First off let me just say that I do not like fast food. I have watched such documentaries as 'Super Size Me' and 'Corn King' and 'Food Inc.' From that research and plenty of online reading, I have come to the conclusion that fast food is disgusting and that if it has a drive thru it probably isn't worth stopping to eat at.
However, now I will say, I am pregnant and logic somehow finds itself second place to my cravings.
All week this week I have been craving Steak 'n Shake, specifically, a Steakburger, of any shape or size. For the most part I've been able to keep the craving under control, using what logic I have left to combat it. When Sunday afternoon arrived however, I no longer had the energy to cook dinner, and no more good reasons on why I shouldn't have a steakburger.
So, I asked Hubby if I could feed the kids left overs while he watched them so I could go run and get a steakburger. Thankfully he said yes, and I was suddenly scrambling to reheat cheesy spinach pasta for my girls so that I could run out the door on my way to Steak 'n Shake. The drive was the longest part of the wait I think, because I knew my beloved steakburger was now within my grasp or would be.
At the drive-thru I ordered quickly and went to the window. My dinner was on sale which made the whole ordeal sweeter, and I waited in anticipation for the little black and white paper bag to be handed to me. The service was fast and I was quickly on my way.......
to the nearest parking space less than a hundred feet from the drive-thru window.
That's right folks, I could not even wait to get home to eat my treasure.
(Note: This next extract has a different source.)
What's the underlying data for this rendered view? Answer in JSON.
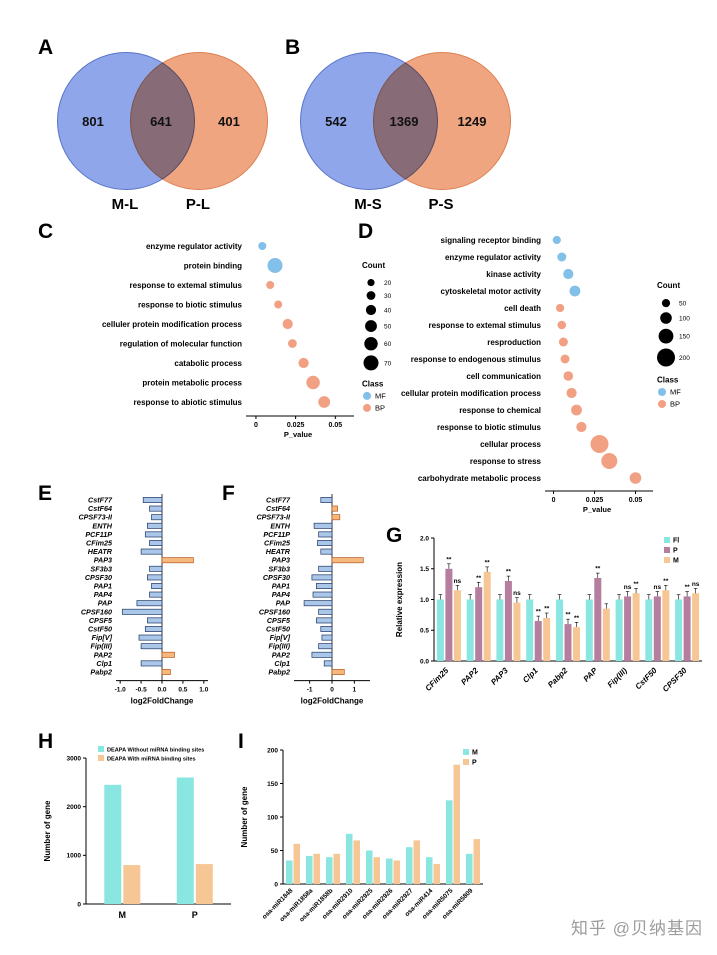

It was killing me with it's intoxicating bouquet and soon I was shoving the thin, worthless fries out of my way to reach the steakburger, dripping with fresh grease and pickle juice.
I'm pretty sure there was nothing lady like about how I devoured the first four bites in the parking lot. I inhaled those first bites so fast though that I decided I should put the sandwich down and rethink the parking lot strategy, otherwise my bliss would be shortened by my haste.
So I decided to wrap the remaining portion carefully so as not to drip grease, and drive home. This time though I prayed for ever red light so that I could stop and devour a bit more of my dinner in ecstasy. I don't think I am exaggerating, and perhaps it was just low blood sugar, but I think I was actually shaking while I ate my sandwich at each red light. It was really that good tasting.
Logic was of course still screaming in my mind that this meal was disgusting and that the ingredients were far from health or even real for that matter. None of that mattered though while I held that burger. Fake, chemically rendered ingredients never tasted so good.
Before I was half way home it was gone, and I was left with that boring bag of fries, which I ate because I paid for them. But the poetic language was still flowing through my mind as I remembered the bliss of the burger.
In fact, some pictures floated through my mind too from a Weird Al video that I feel sums up a portion of my experience. Not the whole thing of course, just the parts where he sings about how he can't wait another minute to bite into the burger and whatnot.
Haven't seen it, don't know what I'm talking about? Here, enjoy it. I promise that it is quite entertaining. Check it out here.
Hopefully my story has entertained you also, because everyone needs a good laugh.